It’s awful, not enough spices would not make it again!
That is easy to fix: just add more spices. Different people have different tastes. Recipe is just a starting point and everybody can adjust it to his/her liking.
I disagree. This is my favorite pumpkin bread now. I guess everyone has their own tastes.
I disagree. You can always add more spices too. Recipes are just guidelines. To spice mine up I substitute apple cider for the water and maple syrup for the sugar.
I doubled the amount of spices and added ginger and nutmeg and it came out AMAZING. I also substituted applesauce for the oil and it was an great addition.
Wow. Not necessary. It’s delicious. I added mini chocolate chips. Add more spice if you prefer. It’s all personal preference.
It’s delicious! My 1st try & everyone got a big slice. Yummy
Have a Banana bread recipe as amazing as this pumpkin bread????
I have two recipes for Banana Bread: Basic and Chocolate Chip Banana Bread.
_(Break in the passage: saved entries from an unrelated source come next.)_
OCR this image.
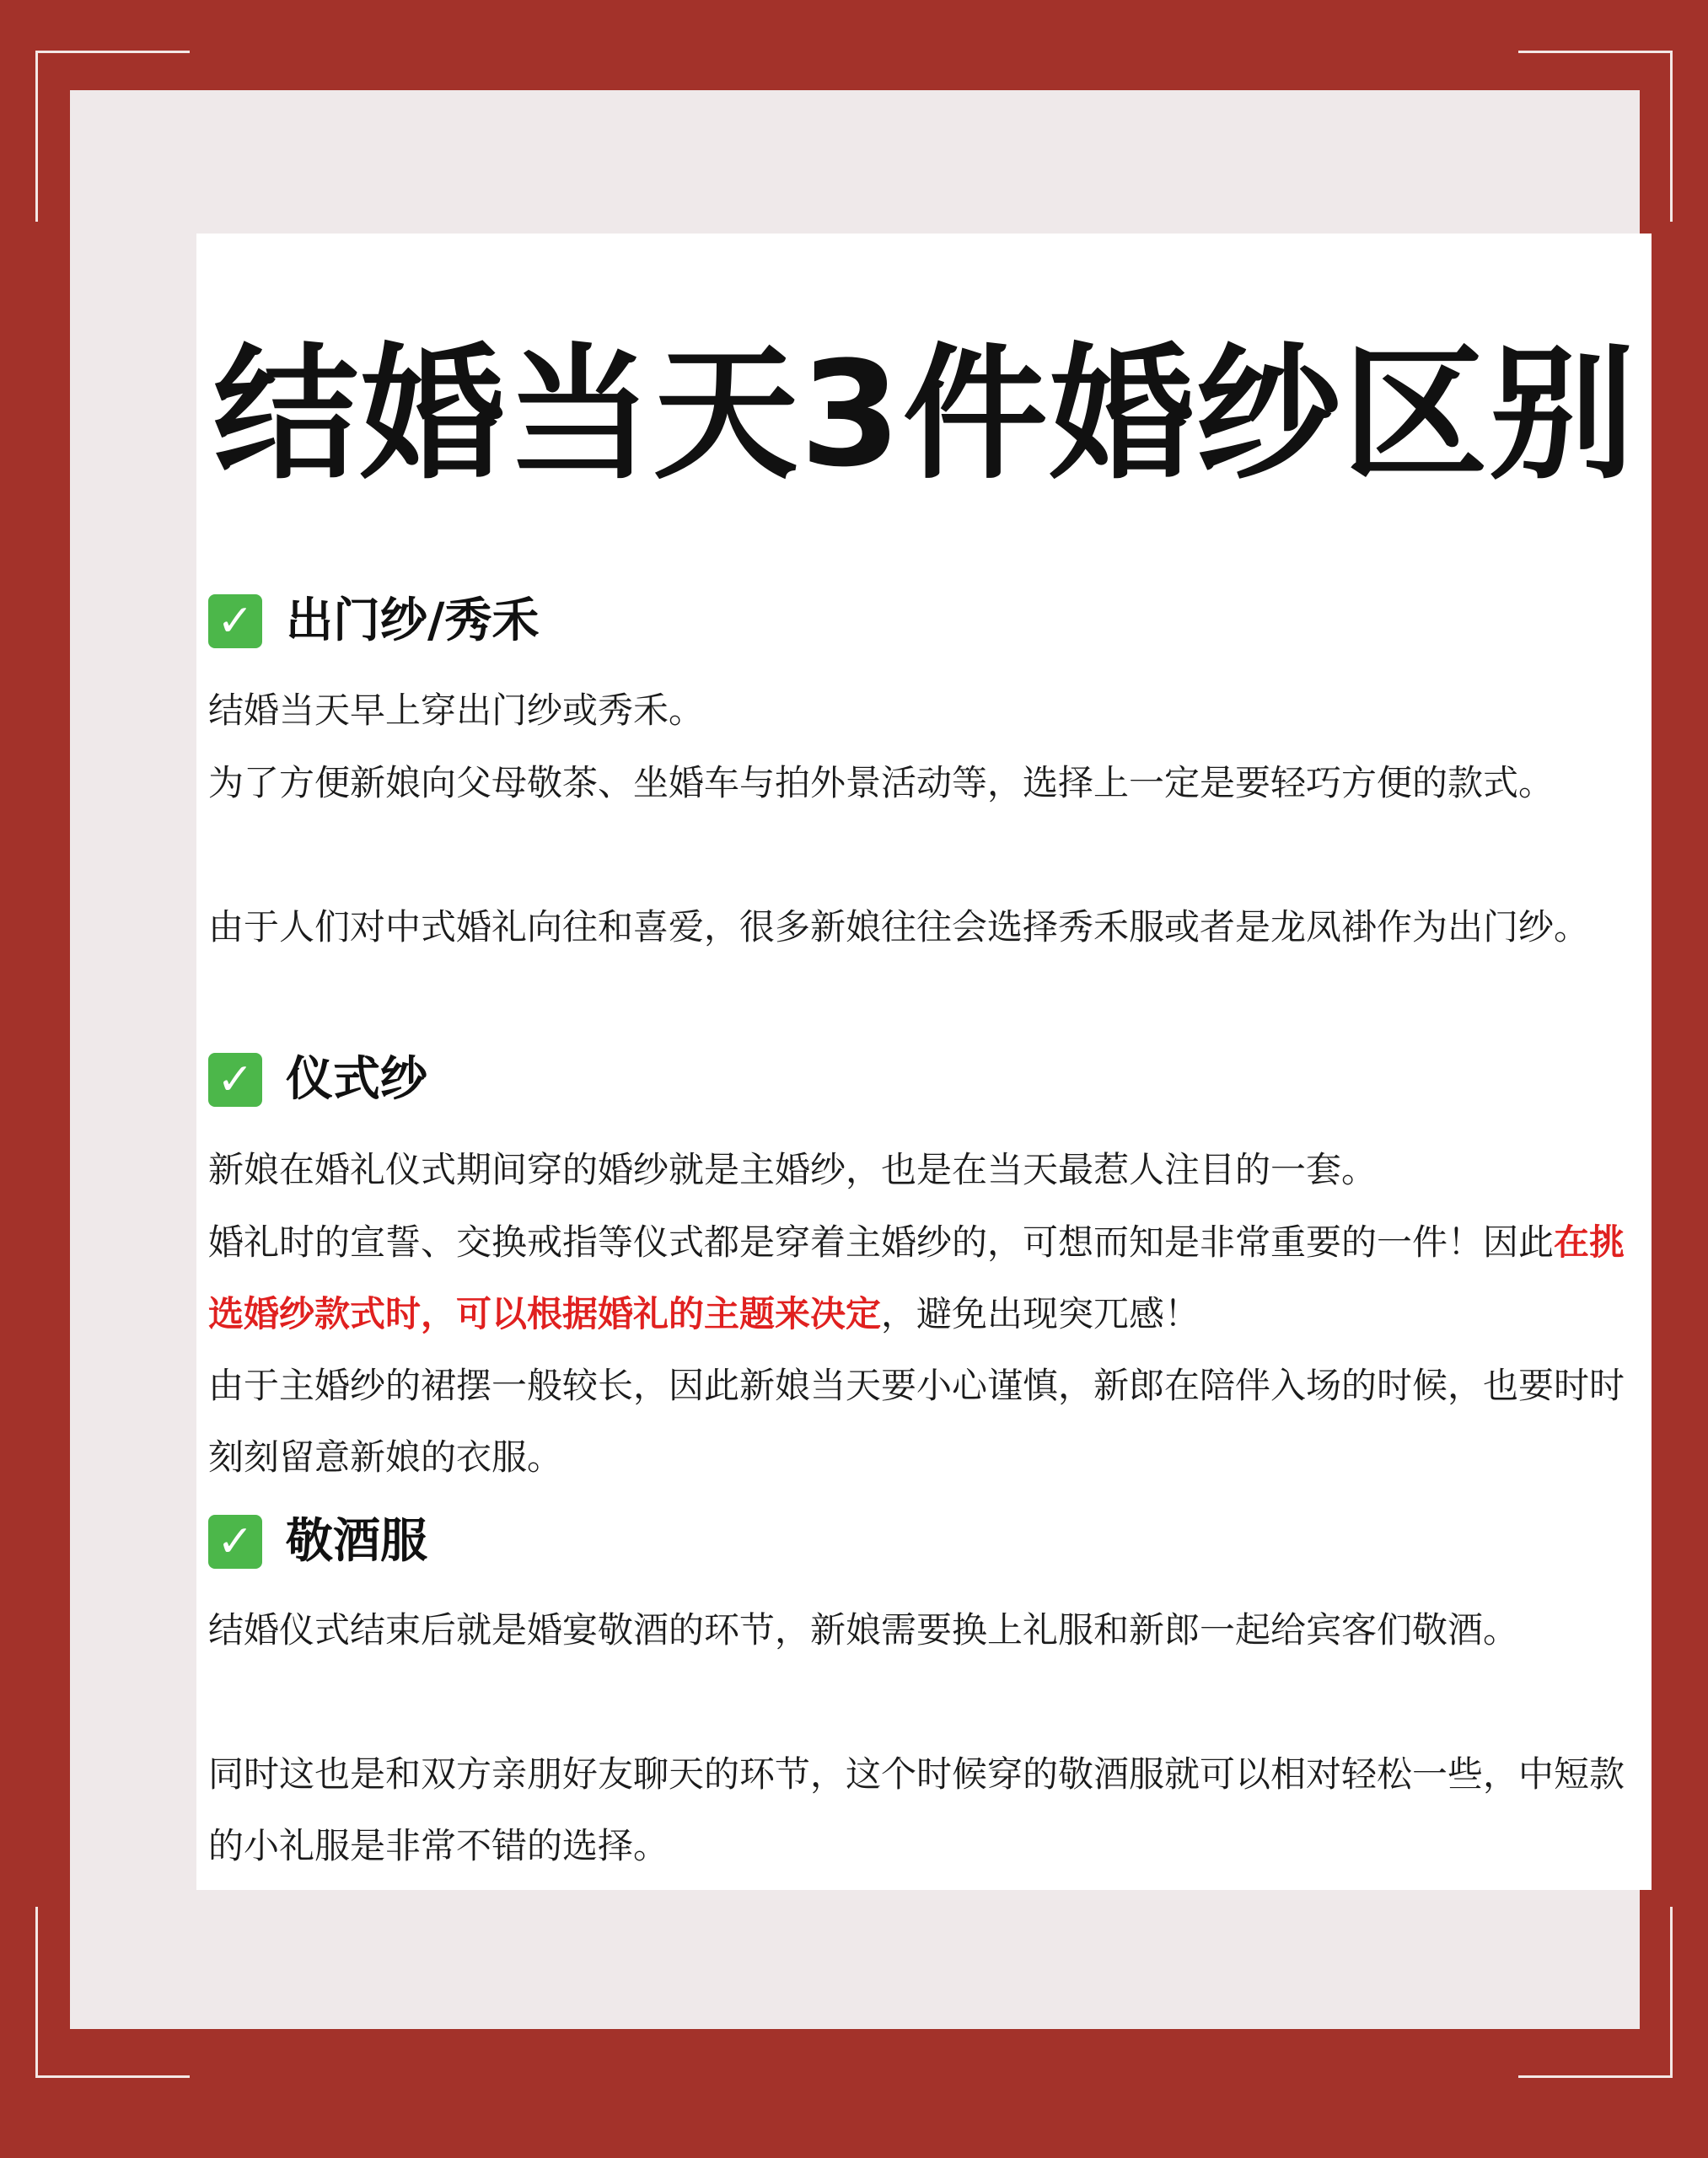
结婚当天3件婚纱区别
✓ 出门纱/秀禾

结婚当天早上穿出门纱或秀禾。

为了方便新娘向父母敬茶、坐婚车与拍外景活动等，选择上一定是要轻巧方便的款式。

由于人们对中式婚礼向往和喜爱，很多新娘往往会选择秀禾服或者是龙凤褂作为出门纱。

✓ 仪式纱

新娘在婚礼仪式期间穿的婚纱就是主婚纱，也是在当天最惹人注目的一套。

婚礼时的宣誓、交换戒指等仪式都是穿着主婚纱的，可想而知是非常重要的一件！因此在挑选婚纱款式时，可以根据婚礼的主题来决定，避免出现突兀感！

由于主婚纱的裙摆一般较长，因此新娘当天要小心谨慎，新郎在陪伴入场的时候，也要时时刻刻留意新娘的衣服。

✓ 敬酒服

结婚仪式结束后就是婚宴敬酒的环节，新娘需要换上礼服和新郎一起给宾客们敬酒。

同时这也是和双方亲朋好友聊天的环节，这个时候穿的敬酒服就可以相对轻松一些，中短款的小礼服是非常不错的选择。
Hi! Probably won’t get a response right away, though that would be helpful, as I’d like to use this recipe tonight….but would it be ok to use a 9×5 pan for this, and if so, would I have to increase the ingredients by a specific proportion or can I use the recipe as is? Thanks…
I would use the recipe as is. The loaf will probably not be so tall. This summer I baked it twice in 11×7 tin and then cut it in squares like cake.
If I double the recipe to do two loaves at once, do need I need to bake for longer?
Yes, you will probably need a few more minutes, depending on your oven.